I struggled my way through childhood in Hazlehurst over on Gill Street in what is now a parking lot. As a matter of fact, my sister Sarah Nell likes to tell people that we grew up in a parking lot—not entirely true, but close to one even then. After hours and on weekends, we rode our bikes in the parking lots of what everyone in town called the slip factory. I’m sure it had an official name, but I can’t remember now what it was. I even worked in that factory for a while when I was older, cashed checks from there, but the factory’s real name escapes me.
Sometimes late on Sunday afternoons after the family visiting was done and before time for church, Sarah Nell and I would walk downtown with Mama and spend a pleasant hour window shopping. Only on rare occasions did Mama leave her work for pleasure. She may have worked harder than any other woman I’ve ever known, and when she died at the age of 73, my father swore that she had worked herself to death. But Sundays she did not work, and so we anticipated those Sundays when she invited us to walk downtown. We gazed longingly at the toys in the windows of the dime stores, and later at the clothes in the Wallace Shop or Moore’s. Of course all the stores were closed, locked up tight for the weekend. Godly Hazlehurst citizens didn’t shop on Sundays—not in the 50s anyway. There was no place open to shop—not one single convenience store, one gas station, or even one fast food place. You’d better purchase whatever you needed before the stores closed on Saturday or you’d have to knock on a neighbor’s door with a cup in your hand.
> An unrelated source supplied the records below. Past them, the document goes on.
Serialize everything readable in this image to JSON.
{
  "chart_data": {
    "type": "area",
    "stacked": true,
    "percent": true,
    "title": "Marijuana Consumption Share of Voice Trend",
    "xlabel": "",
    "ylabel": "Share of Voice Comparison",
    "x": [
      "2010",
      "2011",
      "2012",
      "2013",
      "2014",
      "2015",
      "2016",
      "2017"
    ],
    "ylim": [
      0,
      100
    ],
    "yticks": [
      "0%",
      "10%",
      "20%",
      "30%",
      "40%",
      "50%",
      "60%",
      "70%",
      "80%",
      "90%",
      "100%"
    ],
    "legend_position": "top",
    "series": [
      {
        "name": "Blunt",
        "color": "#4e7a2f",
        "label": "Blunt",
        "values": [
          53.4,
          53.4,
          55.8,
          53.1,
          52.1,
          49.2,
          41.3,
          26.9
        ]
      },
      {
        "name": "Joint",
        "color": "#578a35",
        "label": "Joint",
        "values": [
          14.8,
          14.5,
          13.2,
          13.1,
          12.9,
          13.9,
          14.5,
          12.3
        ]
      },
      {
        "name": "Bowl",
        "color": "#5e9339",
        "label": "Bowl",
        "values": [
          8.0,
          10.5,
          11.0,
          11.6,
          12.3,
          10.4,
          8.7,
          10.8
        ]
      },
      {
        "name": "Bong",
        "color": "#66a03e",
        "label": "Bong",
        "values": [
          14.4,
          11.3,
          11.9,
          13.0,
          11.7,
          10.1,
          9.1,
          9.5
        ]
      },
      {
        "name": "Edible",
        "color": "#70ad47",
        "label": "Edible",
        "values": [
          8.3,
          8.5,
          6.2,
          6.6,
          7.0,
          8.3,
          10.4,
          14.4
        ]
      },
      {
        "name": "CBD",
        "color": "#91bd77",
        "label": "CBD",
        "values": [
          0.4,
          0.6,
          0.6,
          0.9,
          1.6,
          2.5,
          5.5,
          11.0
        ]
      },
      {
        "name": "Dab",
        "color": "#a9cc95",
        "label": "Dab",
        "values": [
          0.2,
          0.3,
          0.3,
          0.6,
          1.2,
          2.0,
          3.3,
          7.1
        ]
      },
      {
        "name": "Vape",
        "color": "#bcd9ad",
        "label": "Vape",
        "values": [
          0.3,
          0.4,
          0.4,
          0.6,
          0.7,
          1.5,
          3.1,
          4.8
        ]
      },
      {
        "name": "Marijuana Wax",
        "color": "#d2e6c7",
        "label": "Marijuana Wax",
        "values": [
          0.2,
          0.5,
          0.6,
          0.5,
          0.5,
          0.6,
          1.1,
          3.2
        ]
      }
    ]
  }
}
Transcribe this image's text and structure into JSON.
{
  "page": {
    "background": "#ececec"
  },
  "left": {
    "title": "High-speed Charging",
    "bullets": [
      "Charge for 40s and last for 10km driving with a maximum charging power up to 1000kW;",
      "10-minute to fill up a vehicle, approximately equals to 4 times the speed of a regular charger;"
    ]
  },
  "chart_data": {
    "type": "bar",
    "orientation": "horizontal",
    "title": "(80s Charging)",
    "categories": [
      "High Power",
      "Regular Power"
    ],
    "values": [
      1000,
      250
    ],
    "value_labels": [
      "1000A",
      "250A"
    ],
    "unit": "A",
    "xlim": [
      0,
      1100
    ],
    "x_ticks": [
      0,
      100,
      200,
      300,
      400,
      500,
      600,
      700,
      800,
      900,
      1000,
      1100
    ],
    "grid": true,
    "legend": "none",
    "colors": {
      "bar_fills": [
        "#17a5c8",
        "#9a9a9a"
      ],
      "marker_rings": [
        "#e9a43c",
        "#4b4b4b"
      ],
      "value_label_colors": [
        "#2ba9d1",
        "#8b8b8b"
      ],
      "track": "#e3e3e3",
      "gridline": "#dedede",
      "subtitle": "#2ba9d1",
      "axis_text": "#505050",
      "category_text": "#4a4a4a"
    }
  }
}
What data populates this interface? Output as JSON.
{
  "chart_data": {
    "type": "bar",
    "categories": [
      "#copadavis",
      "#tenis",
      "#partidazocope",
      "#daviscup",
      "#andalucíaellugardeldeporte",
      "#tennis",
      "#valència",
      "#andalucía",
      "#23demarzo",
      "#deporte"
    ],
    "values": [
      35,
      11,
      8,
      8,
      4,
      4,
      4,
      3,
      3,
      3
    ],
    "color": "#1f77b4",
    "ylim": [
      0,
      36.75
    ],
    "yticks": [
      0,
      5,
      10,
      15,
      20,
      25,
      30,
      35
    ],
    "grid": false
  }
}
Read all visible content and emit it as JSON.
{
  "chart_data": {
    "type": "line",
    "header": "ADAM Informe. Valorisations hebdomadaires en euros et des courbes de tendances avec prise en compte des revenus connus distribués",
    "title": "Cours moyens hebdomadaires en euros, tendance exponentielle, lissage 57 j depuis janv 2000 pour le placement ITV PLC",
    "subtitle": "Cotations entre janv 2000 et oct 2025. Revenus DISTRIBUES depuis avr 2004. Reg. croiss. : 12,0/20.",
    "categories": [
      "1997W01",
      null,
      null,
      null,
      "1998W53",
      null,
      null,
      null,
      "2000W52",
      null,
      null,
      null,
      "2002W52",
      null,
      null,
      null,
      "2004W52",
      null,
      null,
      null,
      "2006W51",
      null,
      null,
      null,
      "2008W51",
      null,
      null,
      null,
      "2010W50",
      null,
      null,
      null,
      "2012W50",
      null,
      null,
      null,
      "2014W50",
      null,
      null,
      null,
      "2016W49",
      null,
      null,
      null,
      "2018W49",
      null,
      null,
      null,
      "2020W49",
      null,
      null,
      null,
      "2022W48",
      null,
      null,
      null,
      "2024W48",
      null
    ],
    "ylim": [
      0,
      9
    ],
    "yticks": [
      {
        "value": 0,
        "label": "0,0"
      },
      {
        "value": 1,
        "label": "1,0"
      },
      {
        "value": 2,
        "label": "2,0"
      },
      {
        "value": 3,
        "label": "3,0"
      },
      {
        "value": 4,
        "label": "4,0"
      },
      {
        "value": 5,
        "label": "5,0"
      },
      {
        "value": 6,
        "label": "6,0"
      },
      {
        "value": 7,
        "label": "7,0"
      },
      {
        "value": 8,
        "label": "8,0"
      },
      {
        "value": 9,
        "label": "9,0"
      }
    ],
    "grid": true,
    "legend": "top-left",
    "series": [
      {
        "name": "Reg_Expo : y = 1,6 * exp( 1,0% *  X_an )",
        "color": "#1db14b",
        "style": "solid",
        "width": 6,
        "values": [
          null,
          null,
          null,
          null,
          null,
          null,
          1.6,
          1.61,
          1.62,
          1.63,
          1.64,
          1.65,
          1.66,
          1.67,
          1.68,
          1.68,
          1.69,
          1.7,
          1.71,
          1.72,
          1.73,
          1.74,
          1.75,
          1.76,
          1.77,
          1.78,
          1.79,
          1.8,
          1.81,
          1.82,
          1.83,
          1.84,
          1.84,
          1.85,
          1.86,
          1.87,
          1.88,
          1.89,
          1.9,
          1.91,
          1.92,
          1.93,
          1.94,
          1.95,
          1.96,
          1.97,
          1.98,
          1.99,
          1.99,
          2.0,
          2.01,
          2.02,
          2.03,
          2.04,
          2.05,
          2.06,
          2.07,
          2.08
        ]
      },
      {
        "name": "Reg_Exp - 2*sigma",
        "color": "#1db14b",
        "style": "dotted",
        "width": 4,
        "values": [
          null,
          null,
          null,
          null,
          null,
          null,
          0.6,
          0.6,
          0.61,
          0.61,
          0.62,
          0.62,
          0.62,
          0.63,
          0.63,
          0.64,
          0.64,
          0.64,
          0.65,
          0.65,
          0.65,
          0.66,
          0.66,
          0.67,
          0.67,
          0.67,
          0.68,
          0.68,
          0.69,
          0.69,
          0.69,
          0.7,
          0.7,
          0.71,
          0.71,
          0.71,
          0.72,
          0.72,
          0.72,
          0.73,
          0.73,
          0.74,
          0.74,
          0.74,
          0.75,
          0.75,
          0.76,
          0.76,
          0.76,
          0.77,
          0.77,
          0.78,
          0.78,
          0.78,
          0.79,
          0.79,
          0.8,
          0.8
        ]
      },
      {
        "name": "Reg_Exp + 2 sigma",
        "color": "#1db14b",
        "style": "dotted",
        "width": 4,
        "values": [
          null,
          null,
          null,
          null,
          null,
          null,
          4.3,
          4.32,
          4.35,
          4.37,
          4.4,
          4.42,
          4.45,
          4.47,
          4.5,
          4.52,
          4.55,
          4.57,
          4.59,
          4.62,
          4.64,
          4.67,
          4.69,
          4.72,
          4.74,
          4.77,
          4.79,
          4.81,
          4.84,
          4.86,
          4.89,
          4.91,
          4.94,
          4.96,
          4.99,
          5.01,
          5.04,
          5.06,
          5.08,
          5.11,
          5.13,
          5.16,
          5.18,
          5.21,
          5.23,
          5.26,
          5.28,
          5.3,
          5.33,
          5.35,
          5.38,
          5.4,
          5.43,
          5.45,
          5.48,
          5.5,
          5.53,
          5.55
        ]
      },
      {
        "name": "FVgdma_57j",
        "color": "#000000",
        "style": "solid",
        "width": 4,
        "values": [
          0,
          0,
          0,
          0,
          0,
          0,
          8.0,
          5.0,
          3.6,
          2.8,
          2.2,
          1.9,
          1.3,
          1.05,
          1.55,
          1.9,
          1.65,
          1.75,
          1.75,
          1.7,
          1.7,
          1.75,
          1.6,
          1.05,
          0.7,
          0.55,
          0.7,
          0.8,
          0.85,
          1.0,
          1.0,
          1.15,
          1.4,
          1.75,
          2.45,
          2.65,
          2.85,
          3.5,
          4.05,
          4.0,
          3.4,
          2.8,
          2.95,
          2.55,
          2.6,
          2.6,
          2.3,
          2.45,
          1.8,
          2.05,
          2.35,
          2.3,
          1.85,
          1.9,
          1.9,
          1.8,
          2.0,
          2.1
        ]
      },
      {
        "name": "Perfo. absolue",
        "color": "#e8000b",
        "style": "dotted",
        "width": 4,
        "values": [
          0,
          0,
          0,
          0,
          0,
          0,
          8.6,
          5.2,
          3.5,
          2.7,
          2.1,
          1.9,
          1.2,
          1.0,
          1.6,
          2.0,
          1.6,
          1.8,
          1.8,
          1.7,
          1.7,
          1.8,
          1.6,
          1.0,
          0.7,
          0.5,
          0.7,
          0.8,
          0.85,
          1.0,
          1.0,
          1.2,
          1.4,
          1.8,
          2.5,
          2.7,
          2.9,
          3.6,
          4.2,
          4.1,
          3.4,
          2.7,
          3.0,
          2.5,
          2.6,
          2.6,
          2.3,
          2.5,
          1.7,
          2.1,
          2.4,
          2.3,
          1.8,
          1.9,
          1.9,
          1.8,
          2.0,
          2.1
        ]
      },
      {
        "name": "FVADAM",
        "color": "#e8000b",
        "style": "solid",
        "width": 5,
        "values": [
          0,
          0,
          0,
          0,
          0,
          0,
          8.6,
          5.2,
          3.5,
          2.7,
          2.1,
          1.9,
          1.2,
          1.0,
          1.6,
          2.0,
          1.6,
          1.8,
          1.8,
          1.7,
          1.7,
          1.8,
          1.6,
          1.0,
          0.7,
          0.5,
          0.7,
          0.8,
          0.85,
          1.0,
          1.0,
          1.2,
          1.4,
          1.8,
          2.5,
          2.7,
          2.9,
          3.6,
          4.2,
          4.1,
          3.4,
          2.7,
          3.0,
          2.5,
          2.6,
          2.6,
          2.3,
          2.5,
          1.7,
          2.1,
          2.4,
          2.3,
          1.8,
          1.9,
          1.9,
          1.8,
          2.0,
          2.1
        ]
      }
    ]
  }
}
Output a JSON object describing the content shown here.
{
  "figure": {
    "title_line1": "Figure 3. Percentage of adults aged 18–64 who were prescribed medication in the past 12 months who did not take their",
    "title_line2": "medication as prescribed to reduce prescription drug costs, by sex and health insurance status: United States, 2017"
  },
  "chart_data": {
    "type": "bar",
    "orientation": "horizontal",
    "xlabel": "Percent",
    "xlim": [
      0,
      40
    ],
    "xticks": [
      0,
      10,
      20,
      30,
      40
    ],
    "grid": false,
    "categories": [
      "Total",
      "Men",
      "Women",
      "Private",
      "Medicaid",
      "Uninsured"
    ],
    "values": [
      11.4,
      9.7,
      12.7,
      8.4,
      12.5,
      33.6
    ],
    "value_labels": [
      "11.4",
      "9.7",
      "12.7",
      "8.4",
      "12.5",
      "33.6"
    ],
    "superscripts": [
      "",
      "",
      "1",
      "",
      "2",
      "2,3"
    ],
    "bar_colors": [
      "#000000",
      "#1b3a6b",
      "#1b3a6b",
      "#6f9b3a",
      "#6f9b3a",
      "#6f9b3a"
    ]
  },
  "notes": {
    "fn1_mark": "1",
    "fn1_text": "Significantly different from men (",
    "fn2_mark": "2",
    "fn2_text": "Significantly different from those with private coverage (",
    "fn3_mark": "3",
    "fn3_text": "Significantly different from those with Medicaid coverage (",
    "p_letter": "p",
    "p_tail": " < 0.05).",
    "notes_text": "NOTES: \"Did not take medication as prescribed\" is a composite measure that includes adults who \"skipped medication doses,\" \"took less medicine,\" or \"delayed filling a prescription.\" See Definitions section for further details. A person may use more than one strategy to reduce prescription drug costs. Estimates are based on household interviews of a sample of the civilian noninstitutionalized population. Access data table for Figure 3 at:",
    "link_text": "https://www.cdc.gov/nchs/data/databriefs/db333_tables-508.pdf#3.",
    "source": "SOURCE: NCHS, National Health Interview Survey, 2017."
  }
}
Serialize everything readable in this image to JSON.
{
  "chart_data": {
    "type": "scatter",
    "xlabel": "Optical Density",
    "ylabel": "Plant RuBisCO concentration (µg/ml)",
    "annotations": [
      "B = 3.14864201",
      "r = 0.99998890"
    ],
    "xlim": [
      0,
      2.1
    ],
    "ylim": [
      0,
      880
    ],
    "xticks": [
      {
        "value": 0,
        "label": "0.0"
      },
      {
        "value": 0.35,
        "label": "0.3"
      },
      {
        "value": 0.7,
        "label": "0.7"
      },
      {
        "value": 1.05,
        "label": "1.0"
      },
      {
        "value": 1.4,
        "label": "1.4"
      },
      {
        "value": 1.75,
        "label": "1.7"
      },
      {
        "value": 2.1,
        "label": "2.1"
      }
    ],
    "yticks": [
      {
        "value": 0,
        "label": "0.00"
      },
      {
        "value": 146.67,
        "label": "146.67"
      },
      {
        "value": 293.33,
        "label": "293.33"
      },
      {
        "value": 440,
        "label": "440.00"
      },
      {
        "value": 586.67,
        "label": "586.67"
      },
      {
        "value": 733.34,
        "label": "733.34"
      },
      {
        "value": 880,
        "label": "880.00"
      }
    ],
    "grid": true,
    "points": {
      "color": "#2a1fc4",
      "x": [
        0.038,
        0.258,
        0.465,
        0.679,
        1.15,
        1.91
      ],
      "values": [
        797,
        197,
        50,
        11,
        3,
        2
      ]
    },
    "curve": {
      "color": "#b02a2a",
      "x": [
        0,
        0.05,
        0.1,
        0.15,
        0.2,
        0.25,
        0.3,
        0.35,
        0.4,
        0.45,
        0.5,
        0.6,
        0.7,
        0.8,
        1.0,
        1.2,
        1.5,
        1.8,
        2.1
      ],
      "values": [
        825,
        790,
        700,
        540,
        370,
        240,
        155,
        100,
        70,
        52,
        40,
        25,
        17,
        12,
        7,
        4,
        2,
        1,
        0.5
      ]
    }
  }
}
My parents lived in town their entire married life, starting out in a rented house on Railroad Street. I can still hear the trains roaring by. I was deathly afraid of them. I remember my Uncle Jack carrying me and trying to help me get over that fear. It didn’t work. When I entered 2nd grade, we moved to Gill Street and stayed there until long after I left for college. With a house of their own, Mama and Daddy had invested in the American dream.
Even though my parents spent their entire married life in town, they had grown up on farms. Daddy seemed glad to leave his behind, but not Mama. She always had chickens and turkeys in pens in the back yard. She grew mustard and turnip patches in the fall, and liked to dig in the dirt. She didn’t use gloves. She liked dirt on her hands, and she always worked like a farmer, rising long before daylight to begin her day.
Larry and I have always lived in the country, except for a short period before the boys started to school when we traveled with him and his construction jobs. At this stage of my life, I can’t imagine living in town. We’ve never had to worry about disturbing the neighbors with too much noise. Many a night Larry has worked on car engines, revving them well after midnight to eardrum splitting levels. We tend to be a noisy crew and night owls to boot. Our boys were musicians, but their practice wasn’t always melodious. Fortunately, our nearest neighbors were across the field and didn’t hear a thing.
But I’m not the farmer my mother was, even though I love digging in the dirt as much as she did. I usually wear gloves as I tamp the dirt around my newest hydrangea addition or pull a weed here and there. I leave the vegetable growing to Larry, but I do of course can or freeze his produce. We don’t have chickens or turkeys though. God forbid. I never did like Mama’s chickens. The only chickens and eggs to enter this little farm come via the grocery store.
For me the major appeal of the farm life is the solitude and the peacefulness. I watch the blue jays dive bomb the cats and the cardinals play in the trees above me. There’s wildlife all around me. I lie in my hammock in the back yard and survey my kingdom, satisfied and fulfilled.